Feeling SmartFeeling Smart: Why Our Emotions Are More Rational Than We Think
Eyal Winter
PublicAffairs (2015)

How and why “it is the feeling and thinking person who has the advantage, not the person who relies on thought alone”

This book’s subtitle suggests that “our emotions are more rational than we think.” Major research studies agree that emotions have greater influence on decision making than we once thought. That is not to say, however, that emotional decisions are sounder than are rational decisions. We need both reason and emotion to make the best decisions. (Also, a human/computer partnership will almost always out-perform a human or computer but that is an issue to be addressed another time.) Eyal Winter observes, “Our emotional and intellectual mechanisms work together and sustain each other. Sometimes they cannot be separated at all.”

So, why did Winter write this book? His purpose is to “point out how emotions serve us and further our interests, including our most material and immediate interests.” He makes use of game theory and the theory of evolution to enable his readers “who may not necessarily be up-to-date with the latest social science research to join in the fascinating discussion that is taking place on the relationship between emotions and rational behavior.
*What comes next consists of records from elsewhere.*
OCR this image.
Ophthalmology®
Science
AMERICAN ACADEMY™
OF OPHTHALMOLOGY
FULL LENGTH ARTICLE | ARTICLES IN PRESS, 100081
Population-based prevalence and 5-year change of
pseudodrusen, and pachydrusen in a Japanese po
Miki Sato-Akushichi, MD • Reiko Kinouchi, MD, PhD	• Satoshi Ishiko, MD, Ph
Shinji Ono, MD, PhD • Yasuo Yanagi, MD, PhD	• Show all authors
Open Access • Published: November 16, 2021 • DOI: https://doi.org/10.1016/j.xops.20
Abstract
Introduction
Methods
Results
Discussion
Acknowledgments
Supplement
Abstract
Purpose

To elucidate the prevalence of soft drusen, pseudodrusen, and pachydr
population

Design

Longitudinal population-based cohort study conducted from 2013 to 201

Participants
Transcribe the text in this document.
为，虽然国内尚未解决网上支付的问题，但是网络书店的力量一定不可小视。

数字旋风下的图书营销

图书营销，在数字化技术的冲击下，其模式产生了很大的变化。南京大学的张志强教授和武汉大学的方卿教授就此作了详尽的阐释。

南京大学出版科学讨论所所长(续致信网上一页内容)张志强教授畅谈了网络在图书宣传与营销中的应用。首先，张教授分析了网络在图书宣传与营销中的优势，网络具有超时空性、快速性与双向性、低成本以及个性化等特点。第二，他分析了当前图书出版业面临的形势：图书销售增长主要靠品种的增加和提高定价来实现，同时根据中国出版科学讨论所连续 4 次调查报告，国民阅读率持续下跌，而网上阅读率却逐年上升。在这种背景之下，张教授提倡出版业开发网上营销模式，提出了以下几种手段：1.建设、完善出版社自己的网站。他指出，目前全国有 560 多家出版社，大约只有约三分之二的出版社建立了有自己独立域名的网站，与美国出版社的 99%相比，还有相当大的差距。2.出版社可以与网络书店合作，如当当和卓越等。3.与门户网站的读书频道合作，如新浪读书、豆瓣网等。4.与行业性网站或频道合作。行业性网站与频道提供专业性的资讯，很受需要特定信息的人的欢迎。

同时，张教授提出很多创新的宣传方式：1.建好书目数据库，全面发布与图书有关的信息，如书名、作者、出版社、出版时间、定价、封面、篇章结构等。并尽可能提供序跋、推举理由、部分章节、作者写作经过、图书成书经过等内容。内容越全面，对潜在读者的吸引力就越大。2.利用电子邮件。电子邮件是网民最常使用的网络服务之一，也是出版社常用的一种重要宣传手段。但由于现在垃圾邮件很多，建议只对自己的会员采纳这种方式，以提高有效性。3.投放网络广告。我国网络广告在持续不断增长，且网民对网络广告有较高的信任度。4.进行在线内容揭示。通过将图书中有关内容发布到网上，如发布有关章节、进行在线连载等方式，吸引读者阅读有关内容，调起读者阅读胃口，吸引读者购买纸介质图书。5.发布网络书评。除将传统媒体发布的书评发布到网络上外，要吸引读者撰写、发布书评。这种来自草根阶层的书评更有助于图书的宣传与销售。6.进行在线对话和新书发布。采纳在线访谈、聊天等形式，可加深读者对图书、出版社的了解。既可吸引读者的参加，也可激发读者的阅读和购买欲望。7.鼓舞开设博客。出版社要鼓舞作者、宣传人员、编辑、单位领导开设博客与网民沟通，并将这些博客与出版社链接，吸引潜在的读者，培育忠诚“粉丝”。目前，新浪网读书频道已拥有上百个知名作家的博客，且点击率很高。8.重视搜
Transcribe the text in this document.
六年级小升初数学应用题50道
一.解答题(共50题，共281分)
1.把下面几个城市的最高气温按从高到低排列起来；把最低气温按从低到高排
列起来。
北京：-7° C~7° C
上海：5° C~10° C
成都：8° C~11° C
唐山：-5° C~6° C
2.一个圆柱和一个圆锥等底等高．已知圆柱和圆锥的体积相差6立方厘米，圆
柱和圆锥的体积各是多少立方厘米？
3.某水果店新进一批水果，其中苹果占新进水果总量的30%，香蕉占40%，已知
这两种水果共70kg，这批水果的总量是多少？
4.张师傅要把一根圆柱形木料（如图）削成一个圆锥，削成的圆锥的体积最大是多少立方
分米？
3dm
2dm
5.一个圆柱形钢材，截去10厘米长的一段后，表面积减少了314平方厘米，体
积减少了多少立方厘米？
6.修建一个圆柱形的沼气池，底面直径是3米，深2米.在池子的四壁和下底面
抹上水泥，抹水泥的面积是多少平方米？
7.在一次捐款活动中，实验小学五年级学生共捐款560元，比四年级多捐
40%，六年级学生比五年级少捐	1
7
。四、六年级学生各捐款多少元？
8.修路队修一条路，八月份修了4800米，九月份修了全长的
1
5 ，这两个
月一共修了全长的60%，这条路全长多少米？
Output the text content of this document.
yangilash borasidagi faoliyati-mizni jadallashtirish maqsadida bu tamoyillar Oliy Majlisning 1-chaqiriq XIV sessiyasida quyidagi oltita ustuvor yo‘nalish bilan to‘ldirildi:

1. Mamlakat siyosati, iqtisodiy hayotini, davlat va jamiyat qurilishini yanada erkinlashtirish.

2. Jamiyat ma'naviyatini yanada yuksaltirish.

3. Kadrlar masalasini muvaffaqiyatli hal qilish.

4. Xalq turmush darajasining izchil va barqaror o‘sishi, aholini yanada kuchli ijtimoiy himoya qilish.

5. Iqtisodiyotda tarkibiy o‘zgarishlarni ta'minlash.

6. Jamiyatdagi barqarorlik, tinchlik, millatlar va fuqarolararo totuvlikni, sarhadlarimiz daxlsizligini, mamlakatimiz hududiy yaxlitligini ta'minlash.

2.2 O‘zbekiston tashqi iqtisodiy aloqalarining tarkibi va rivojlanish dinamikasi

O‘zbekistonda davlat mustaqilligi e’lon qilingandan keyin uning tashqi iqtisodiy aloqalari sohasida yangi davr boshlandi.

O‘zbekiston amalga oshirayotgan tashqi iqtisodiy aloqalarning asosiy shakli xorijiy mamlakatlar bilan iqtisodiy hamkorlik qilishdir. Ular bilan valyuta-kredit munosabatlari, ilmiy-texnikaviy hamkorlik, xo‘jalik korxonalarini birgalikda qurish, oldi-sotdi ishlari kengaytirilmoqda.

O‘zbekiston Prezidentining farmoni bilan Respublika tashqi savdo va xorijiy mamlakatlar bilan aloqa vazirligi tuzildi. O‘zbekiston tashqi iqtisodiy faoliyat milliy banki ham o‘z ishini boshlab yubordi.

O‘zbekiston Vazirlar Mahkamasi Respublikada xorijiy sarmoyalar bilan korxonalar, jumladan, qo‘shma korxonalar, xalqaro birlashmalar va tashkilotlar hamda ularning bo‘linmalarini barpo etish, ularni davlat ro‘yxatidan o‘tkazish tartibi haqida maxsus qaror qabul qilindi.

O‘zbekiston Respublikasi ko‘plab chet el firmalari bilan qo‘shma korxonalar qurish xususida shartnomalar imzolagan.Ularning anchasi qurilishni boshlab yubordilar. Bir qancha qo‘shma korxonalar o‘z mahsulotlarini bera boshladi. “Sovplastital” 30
These are among the questions to which he responds:

o What is intellectual rationality?
o What is emotional rationality?
o Most of the time, which is more influential? Why?
o Why do we love those who hurt us?
o What are the defining characteristics of an “emotional impostor”?
o What is the “Prisoner’s Dilemma” and why can it be significant?
o Does the threat of physical force increase cooperation in the world?
o Why is mistrust a self-fulfilling prophecy?
o Which mechanisms attempt to ensure physical survival?

For many years, I have been among those who make a distinction between enlightened and unenlightened intuition. With rare exception, people never have complete information when having to make an especially important decision. Consider physicians in an ER or officers in combat. Those who have prior training and experience are much better to make a decision than those who don’t. There must be a rigorous analysis of the given circumstances, to be sure, but what Eyal Winter characterizes as rational emotions must also be taken into full account.

I think this is what he has in mind when concluding his brilliant book: these emotions “are not a vestigial leftover of the evolutionary process from a long ago primitive past, but rather an effective and sophisticated tool for balancing and complementing our rational side. In the end, it is the feeling and thinking person who has the advantage, not the person who relies on thought alone.”